PC: (AFP or licensors)

In my home area, a handshake, a hug, or a tap on someone’s shoulder used to be viewed as most tangible expressions of welcome, affection, and friendship; and the absence of the above were considered counter-cultural, and obviously lack of good manners. As you can anticipate, this was before the COVID-19 pandemic broke into our community, just three months ago.

The second decade of the 21st century will go down the memory line as one of those times when keeping physical distance, avoiding a hug from a mother to her children or a handshake offered by a friend were overly welcomed as true expressions of love and care for the safety of the other. The practice of these new trends is however down to individual responsibility as everyone is reminded time and again that physical contact is the vector number one of the virus.

In a nutshell, personal responsibility is such an ingredient in our relationship that is central in ensuring our triumph in the fight against the pandemic of COVID-19. It is upon our personal responsibility to ensure that even if we avoid physical contact we remain in touch with everyone in our surrounding. Personal responsibility helps us discern the best way to live out our universal creed which states that “we belong to each other; that I am my brother’s and sister’s keeper.”

While physical distancing enables us to halt the viral transmission from one person to the other, in itself, it cannot guarantee the wellness that everyone still cherishes in times like these. This is why social proximity remains an antidote that serves to keep in healthy tension the outward expression of our personal responsibility to protect oneself and to promote the common good for every member of the community.

Hunger, depression, and homelessness are as deadly as the COVID-19 we are trying to escape.
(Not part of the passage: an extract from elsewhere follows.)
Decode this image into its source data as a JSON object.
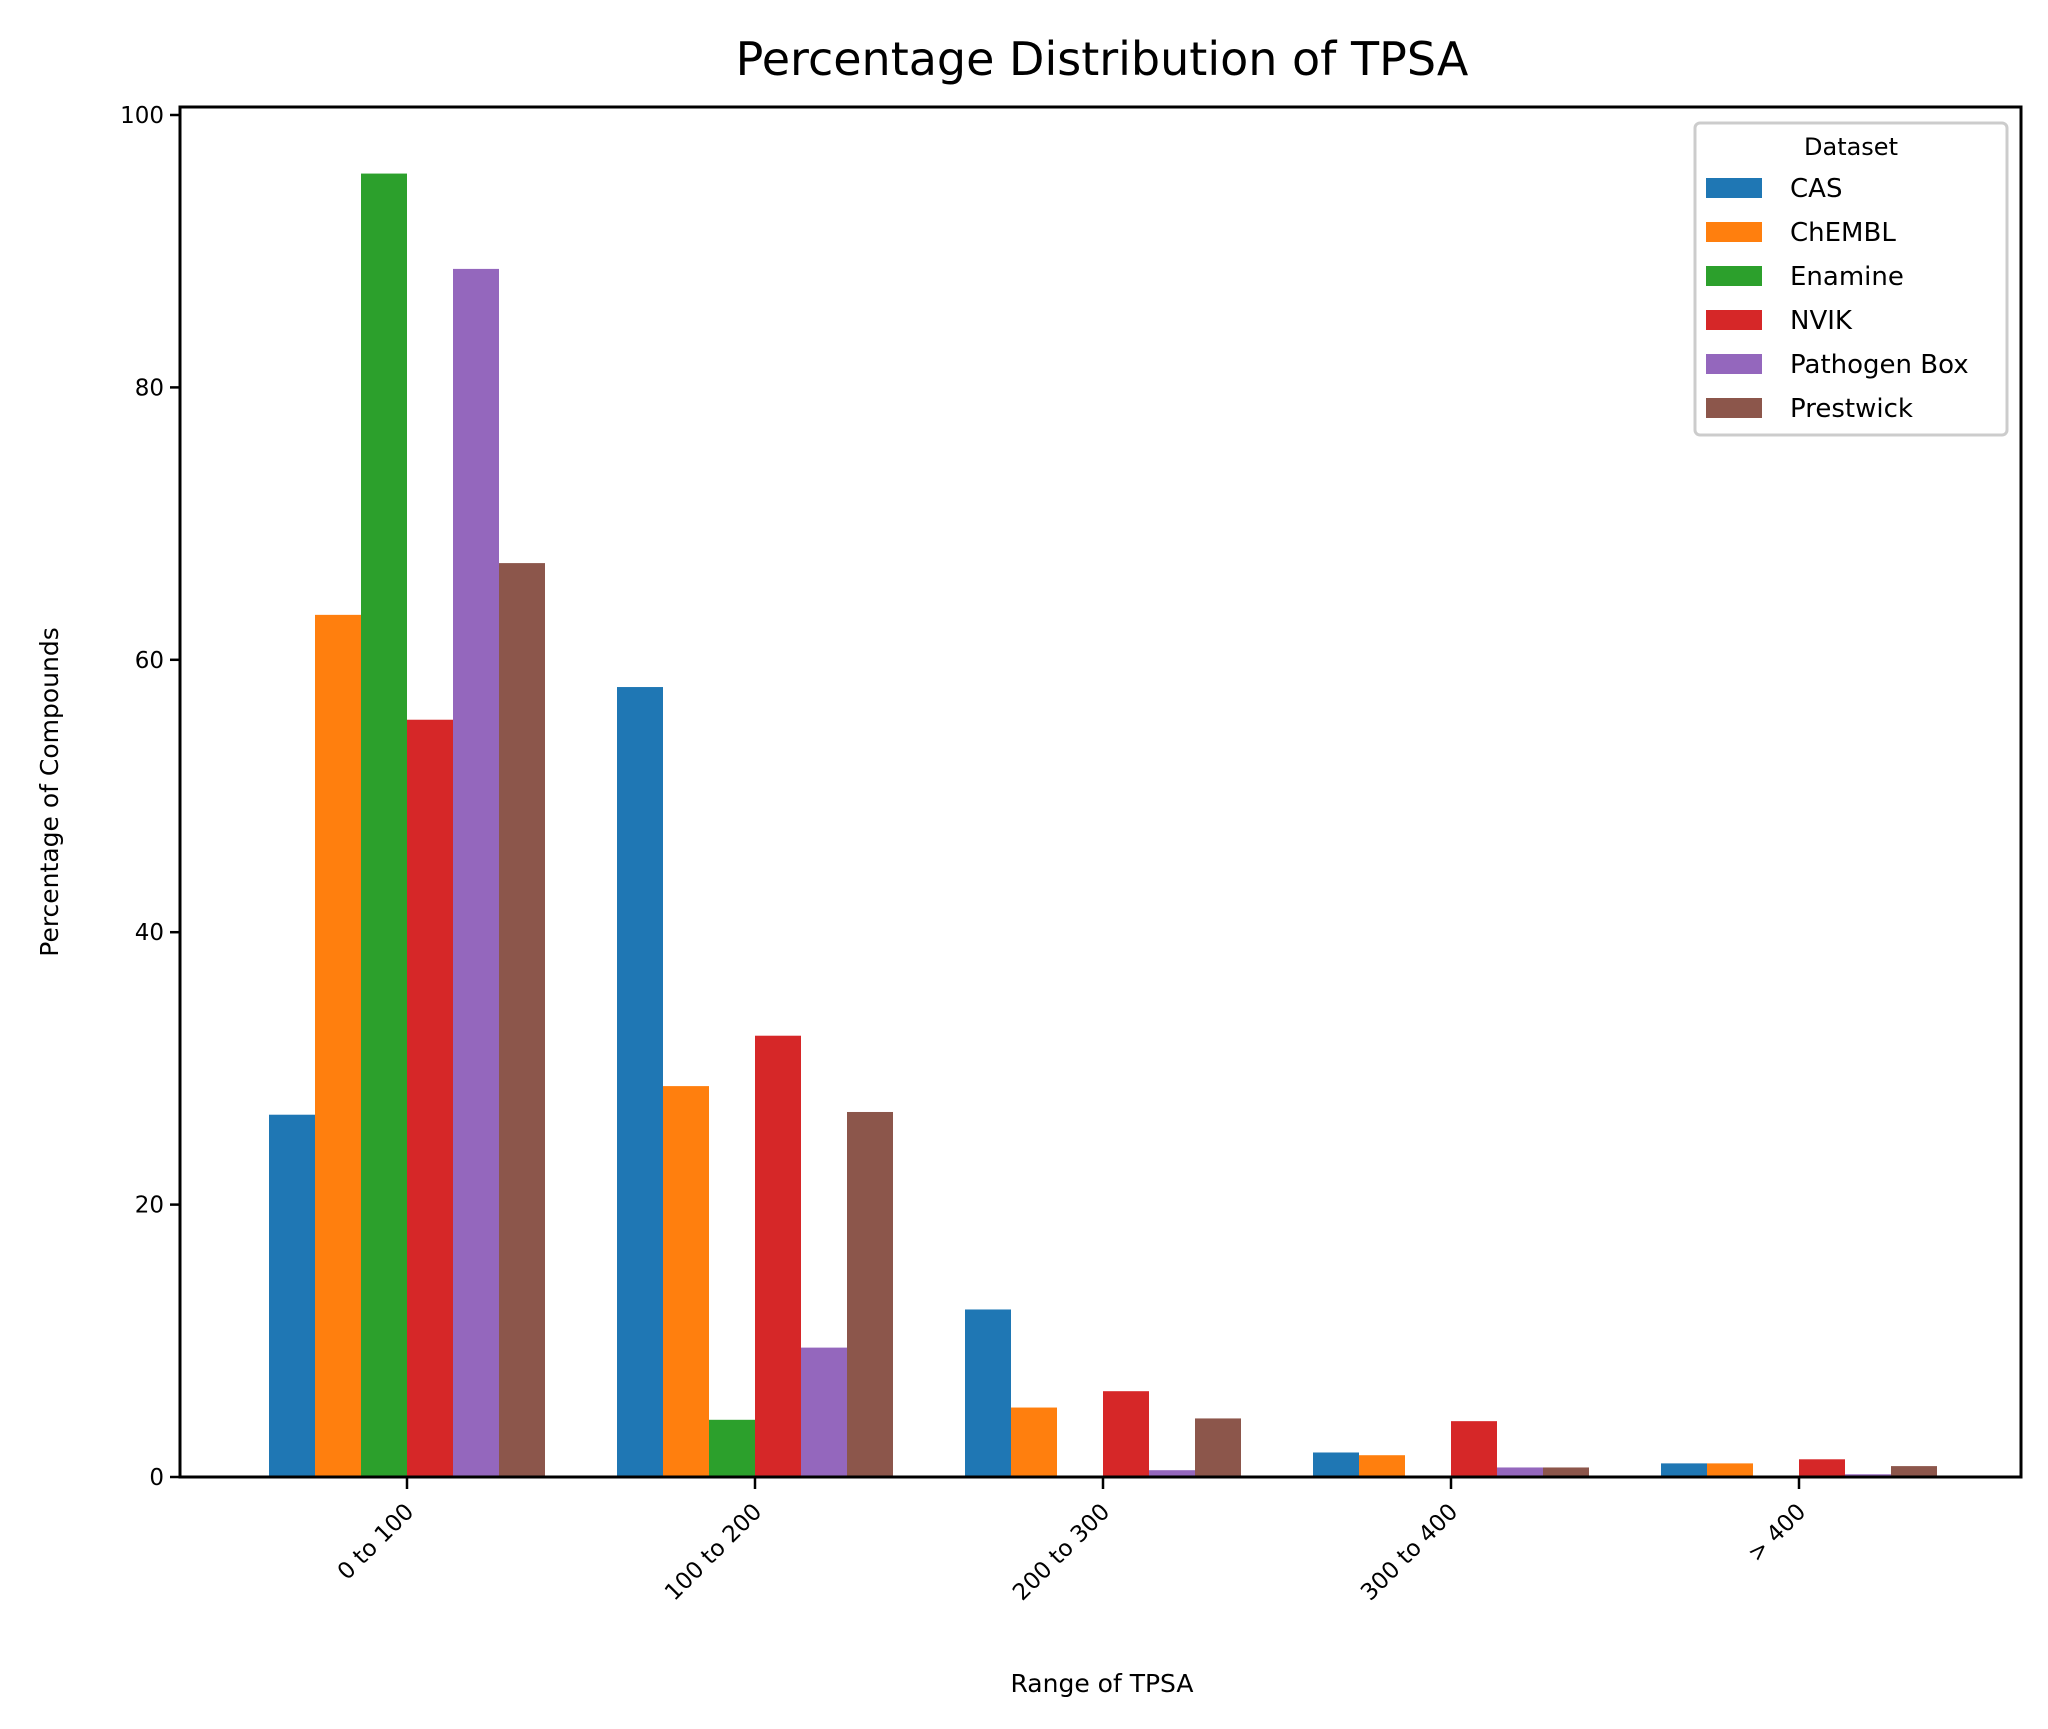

It is impoverishing to stay in our comfort zones by practicing physical distancing while lacking a moment in our life to think and extend a helping hand to those struggling to overcome the side effects of confinement. The principle of common good teaches us that fundamental rights of each individual must be protected and promoted. But also, each individual is a part of the whole; therefore the individual rights bring with them corresponding responsibilities.

These are therefore the times when our individual responsibility can only help devise a comprehensive response. We enrich each other when we put to good use the different gifts that we are endowed with to the betterment of our communities and society at large. It is true that medical personnel all over of the world are currently overwhelmed by the challenge that the current health crisis has brought to the limelight. But it would be too simplicistic to zero in the current crisis to only medical remediation.

The measures adopted by some of our governments have exposed our social and economic inequalities, which does not make safer our human family as a whole. As we share in the pain of the crisis that has befallen us, let’s every individual be reminded of their expected participation in the mitigation of the equally deadly side effects of the confinement orders we have adopted.